LONDON (Reuters) - Britain must stay in a comprehensive customs union with the European Union in order to preserve trade in its biggest markets after Brexit, the business lobby group CBI said on Sunday.
Prime Minister Theresa May ruled out remaining a member of the European single market and the European Customs Union a year ago, saying that Britain wanted the freedom to negotiate its own trade deals.
The CBI’s Director General Carolyn Fairbairn said Britain’s businesses valued the certainty of existing free trade in Europe above and beyond possible future trade deals elsewhere.
“Looking at this hard choice around customs union or not, the value of our frictionless trade within the European Union is worth more than having the potentially unknown value of trade deals in other parts of the world,” she told ITV’s Peston On Sunday.
Fairbairn was speaking ahead of a speech on Monday in which she will call for greater urgency in Brexit talks to give clarity to companies that will otherwise need to trigger alternative plans, including moving jobs and investment offshore.
“Time is running out - by March next year our country will be out of the EU,” she will say, according to excerpts of the speech released on Sunday.
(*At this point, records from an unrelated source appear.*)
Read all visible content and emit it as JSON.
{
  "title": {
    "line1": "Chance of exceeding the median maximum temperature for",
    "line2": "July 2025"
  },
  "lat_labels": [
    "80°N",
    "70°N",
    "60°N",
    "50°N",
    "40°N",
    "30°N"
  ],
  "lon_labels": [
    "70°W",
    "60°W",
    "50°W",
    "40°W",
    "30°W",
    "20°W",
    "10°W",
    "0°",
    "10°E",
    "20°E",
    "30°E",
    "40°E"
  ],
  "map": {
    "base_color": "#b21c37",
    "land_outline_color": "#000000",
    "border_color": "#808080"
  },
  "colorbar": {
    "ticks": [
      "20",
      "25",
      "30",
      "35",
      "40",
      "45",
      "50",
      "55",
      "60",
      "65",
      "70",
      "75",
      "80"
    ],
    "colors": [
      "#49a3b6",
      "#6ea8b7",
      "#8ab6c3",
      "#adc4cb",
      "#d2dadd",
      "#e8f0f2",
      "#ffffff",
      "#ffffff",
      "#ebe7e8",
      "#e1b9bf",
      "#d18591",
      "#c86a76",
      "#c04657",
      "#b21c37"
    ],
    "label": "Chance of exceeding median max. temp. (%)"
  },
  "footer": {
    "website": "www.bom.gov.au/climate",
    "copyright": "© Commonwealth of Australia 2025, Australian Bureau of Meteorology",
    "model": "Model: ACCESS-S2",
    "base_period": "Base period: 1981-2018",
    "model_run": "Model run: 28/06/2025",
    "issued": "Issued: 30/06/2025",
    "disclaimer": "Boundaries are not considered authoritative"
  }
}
The British government said it had already made good progress in Brexit talks, with agreements in a range of issues such as citizens’ rights and the financial settlement, and it was confident it could negotiate a bespoke trade deal.
“The EU has said they will offer their most ambitious free trade approach and we are confident of negotiating a deep and special economic partnership that includes a good deal for financial services - that will be in the EU’s best interests, as well as ours,” a Department for Exiting the European Union spokeswoman said.
“But, as the Prime Minister has already made clear, we will be leaving the single market and the customs union after EU exit day.”
Fairbairn will call for a “jobs-first” transition deal to be nailed down in the next 70 days in her speech and unambiguous heads of terms to be agreed with the European Union by October.
She will say a no deal scenario would be an act of “great economic self harm”, by imposing billions of pounds of costs on UK goods sold to the EU and vice versa, and existing trade deals between the EU and Canada and the EU Norway would not be the best solution for Britain.
Greater flexibility is needed from both sets of negotiators, and opening positions need to be revisited to deliver a deal that builds on 40 years of economic integration.
“Economics and prosperity must be put ahead of politics and red lines,” she will say.